A Korean businessman created a shell company in a tax haven in the name of one of his employees and stashed profits from his company’s shipping businesses there. The shell company transferred money to a bank account in Hong Kong under another person’s name, which the company could spend any way he liked. The children of the businessman were owners of the shell company: they could take that money without paying various taxes.

In another case, a businessman provided financial assistance to his son by buying shares of his son’s overseas company through his Hong Kong office. To reduce any capital gain tax he may have to pay later, he and the company drew up a separate contract that misstated the amount he paid for the shares.

These were just two of 36 offshore tax evasion cases the National Tax Agency started investigating this month.

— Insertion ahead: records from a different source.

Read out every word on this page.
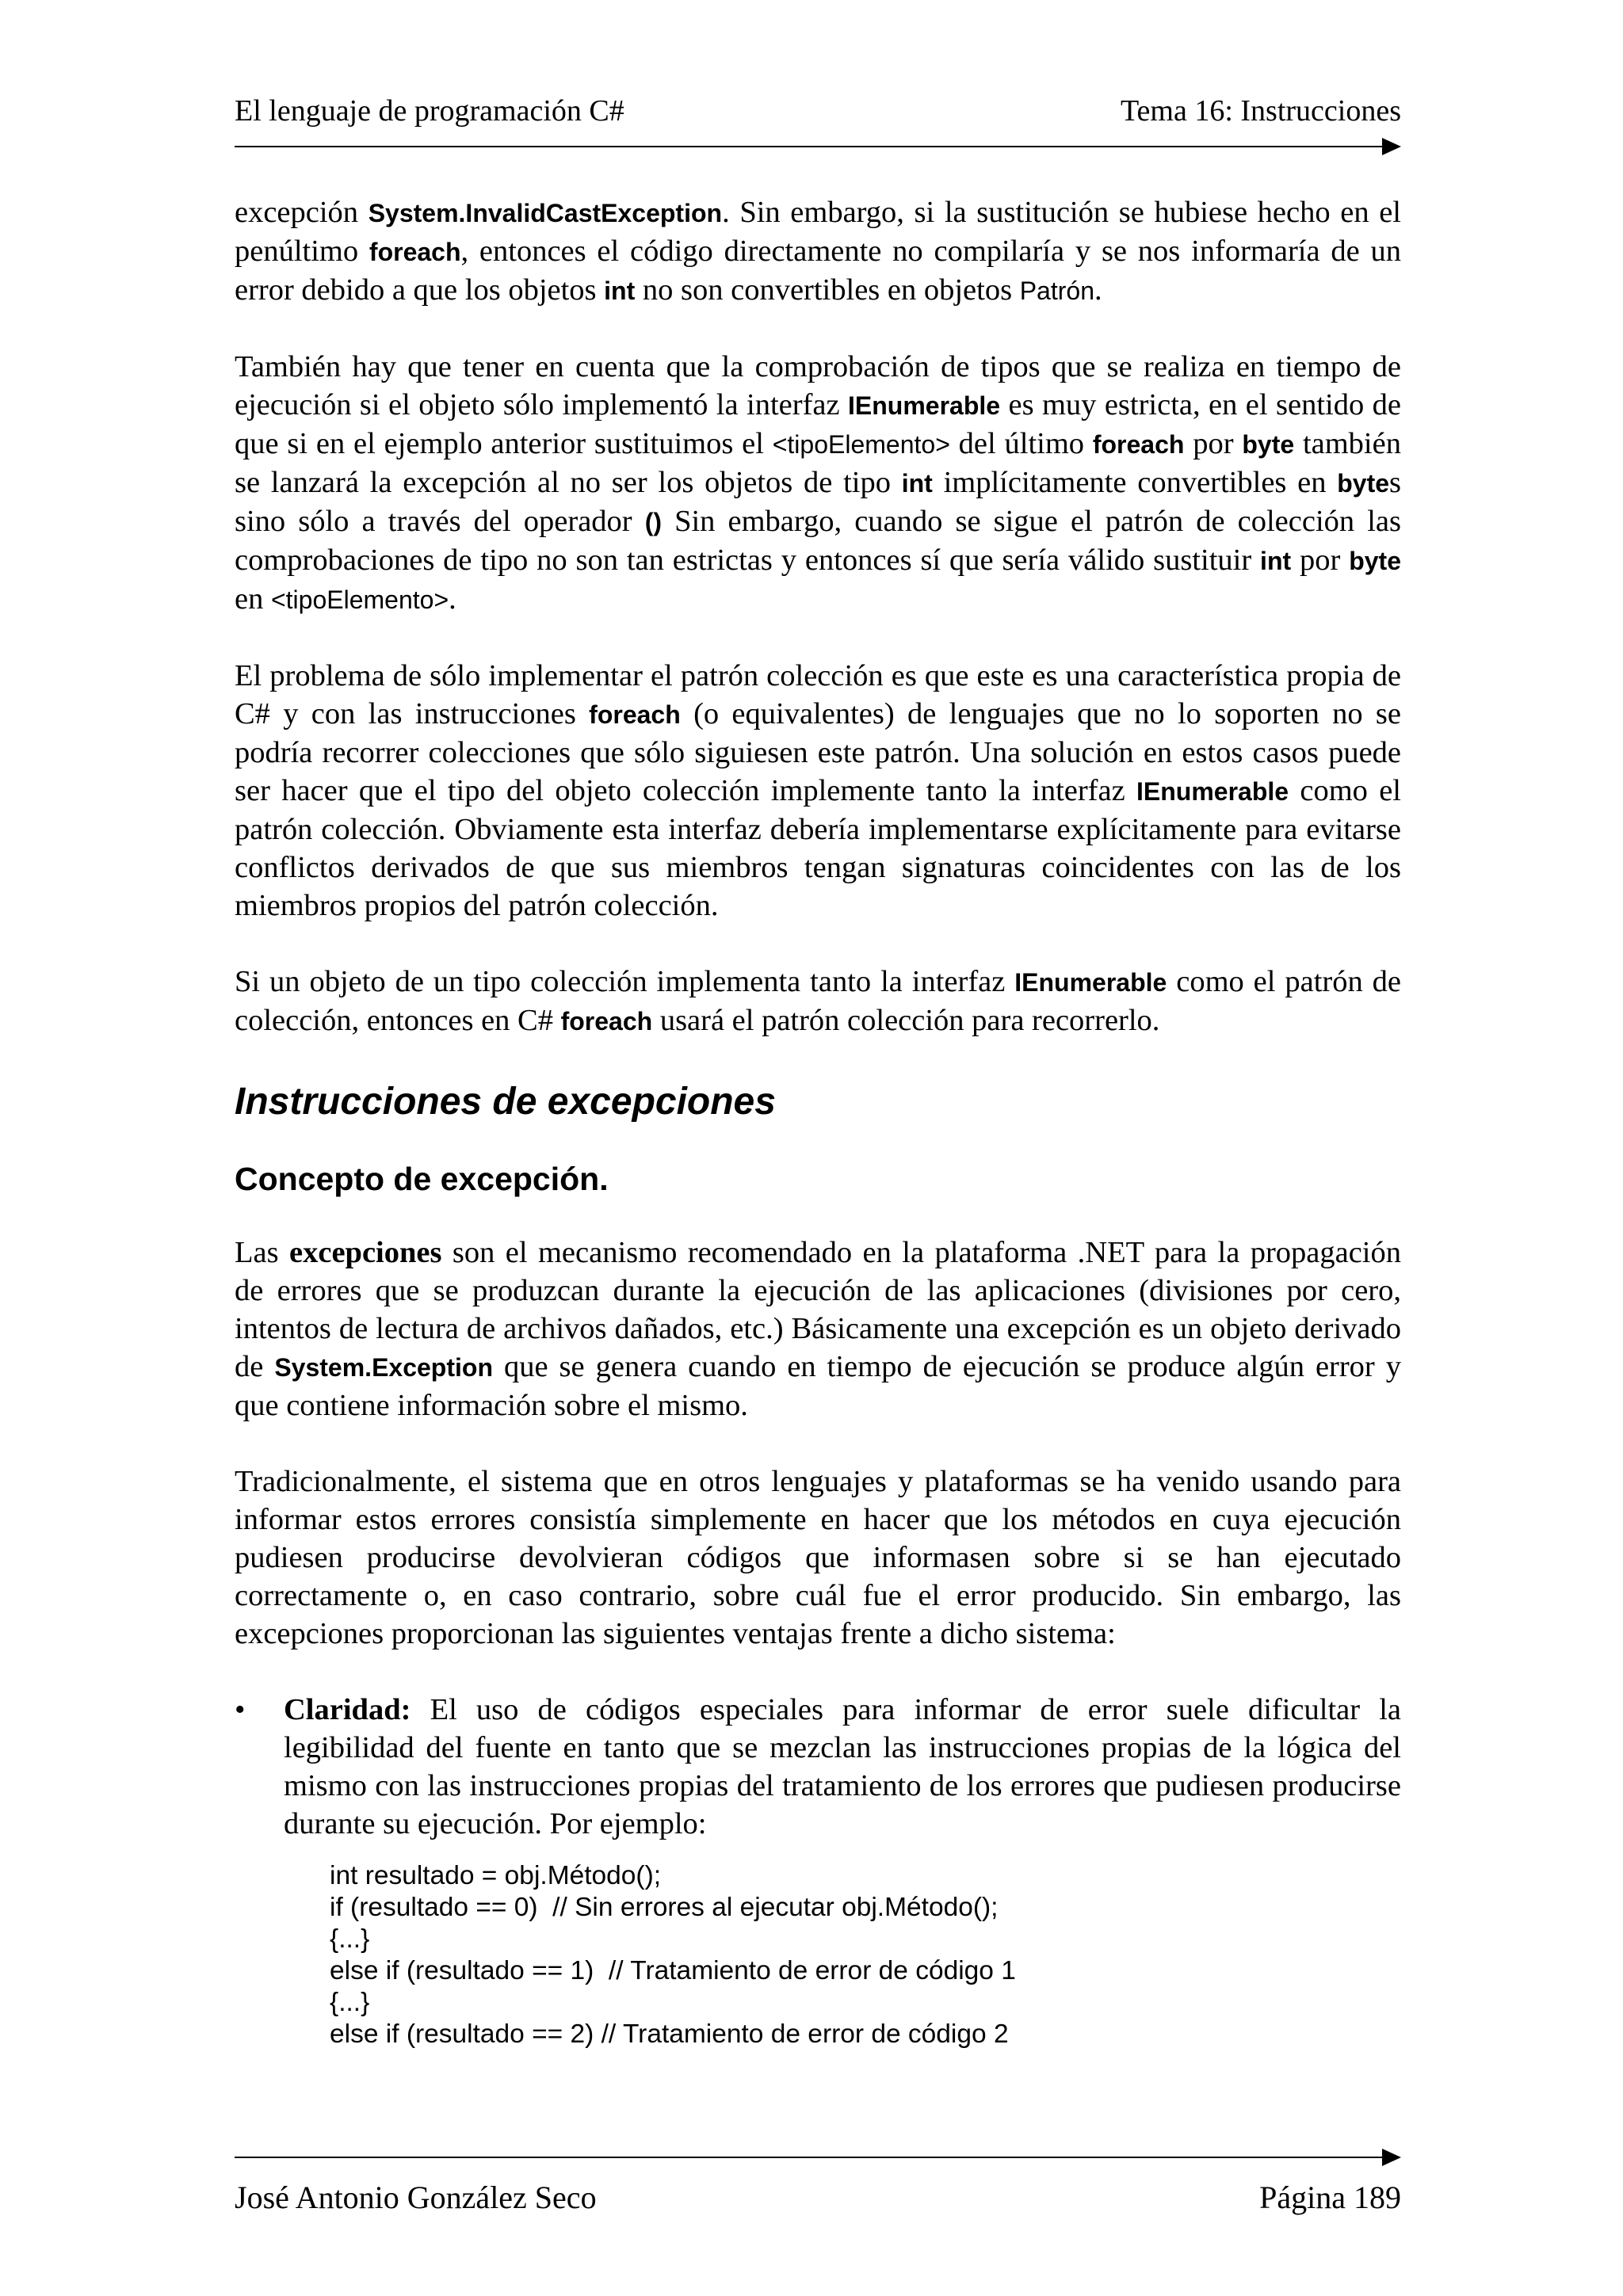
El lenguaje de programación C#	Tema 16: Instrucciones

excepción System.InvalidCastException. Sin embargo, si la sustitución se hubiese hecho en el penúltimo foreach, entonces el código directamente no compilaría y se nos informaría de un error debido a que los objetos int no son convertibles en objetos Patrón.

También hay que tener en cuenta que la comprobación de tipos que se realiza en tiempo de ejecución si el objeto sólo implementó la interfaz IEnumerable es muy estricta, en el sentido de que si en el ejemplo anterior sustituimos el <tipoElemento> del último foreach por byte también se lanzará la excepción al no ser los objetos de tipo int implícitamente convertibles en bytes sino sólo a través del operador () Sin embargo, cuando se sigue el patrón de colección las comprobaciones de tipo no son tan estrictas y entonces sí que sería válido sustituir int por byte en <tipoElemento>.

El problema de sólo implementar el patrón colección es que este es una característica propia de C# y con las instrucciones foreach (o equivalentes) de lenguajes que no lo soporten no se podría recorrer colecciones que sólo siguiesen este patrón. Una solución en estos casos puede ser hacer que el tipo del objeto colección implemente tanto la interfaz IEnumerable como el patrón colección. Obviamente esta interfaz debería implementarse explícitamente para evitarse conflictos derivados de que sus miembros tengan signaturas coincidentes con las de los miembros propios del patrón colección.

Si un objeto de un tipo colección implementa tanto la interfaz IEnumerable como el patrón de colección, entonces en C# foreach usará el patrón colección para recorrerlo.

Instrucciones de excepciones
Concepto de excepción.

Las excepciones son el mecanismo recomendado en la plataforma .NET para la propagación de errores que se produzcan durante la ejecución de las aplicaciones (divisiones por cero, intentos de lectura de archivos dañados, etc.) Básicamente una excepción es un objeto derivado de System.Exception que se genera cuando en tiempo de ejecución se produce algún error y que contiene información sobre el mismo.

Tradicionalmente, el sistema que en otros lenguajes y plataformas se ha venido usando para informar estos errores consistía simplemente en hacer que los métodos en cuya ejecución pudiesen producirse devolvieran códigos que informasen sobre si se han ejecutado correctamente o, en caso contrario, sobre cuál fue el error producido. Sin embargo, las excepciones proporcionan las siguientes ventajas frente a dicho sistema:

• Claridad: El uso de códigos especiales para informar de error suele dificultar la legibilidad del fuente en tanto que se mezclan las instrucciones propias de la lógica del mismo con las instrucciones propias del tratamiento de los errores que pudiesen producirse durante su ejecución. Por ejemplo:
int resultado = obj.Método();
if (resultado == 0)  // Sin errores al ejecutar obj.Método();
{...}
else if (resultado == 1)  // Tratamiento de error de código 1
{...}
else if (resultado == 2) // Tratamiento de error de código 2
José Antonio González Seco	Página 189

The NTS said Wednesday that these cases occurred despite the fact that the agency warned Koreans to report earnings made and properties owned overseas by March.

Some of the 36 cases were mentioned in the Panama Papers investigation by the International Consortium of Investigative Journalists earlier this year.

“There are roughly three or four [Panama Papers cases] being investigated,” said Han Seung-hee, an official at the agency’s investigation bureau.

The Panama Papers cites about 190 companies and individuals suspected of dodging taxes in Korea. Earlier the NTS investigated six or seven of those people and companies.

The Panama Papers investigation released in April was based on 11.5 million leaked documents from the Panamanian law firm Mossack Fonesca. It exposed businesses dealings of high-profile politicians including British Prime Minister David Cameron and Iceland Prime Minister Sigmundur Davio Gunnlaugsson, who had to resign as a result of the revelations. Also mentioned were celebrities such as Jackie Chan and soccer star Lionel Messi.

One of the high-profile Korean individuals mentioned in the papers was former President Roh Tae-woo’s eldest son Roh Jae-heon. The NTS did not confirm whether he is included in the 36 cases it is looking into.

Meanwhile, the NTS said that in 30 cases of tax evasion it has been investigating since January, it has concluded 25 cases and levied fines amounting to 271.7 billion won ($231.5 million). 10 of the cases in which the tax evasion was considered intentional were turned over to the prosecutors’ office as criminal cases.

The agency said it will be harder for tax evaders to hide earnings or properties overseas next year when a multinational agreement on exchanging financial information will kick off. The NTS will have better access not only to income data but also to financial transaction. Additionally it said it will pay rewards of up to maximum 3 billion won to people who provide vital information to tax dodging investigations.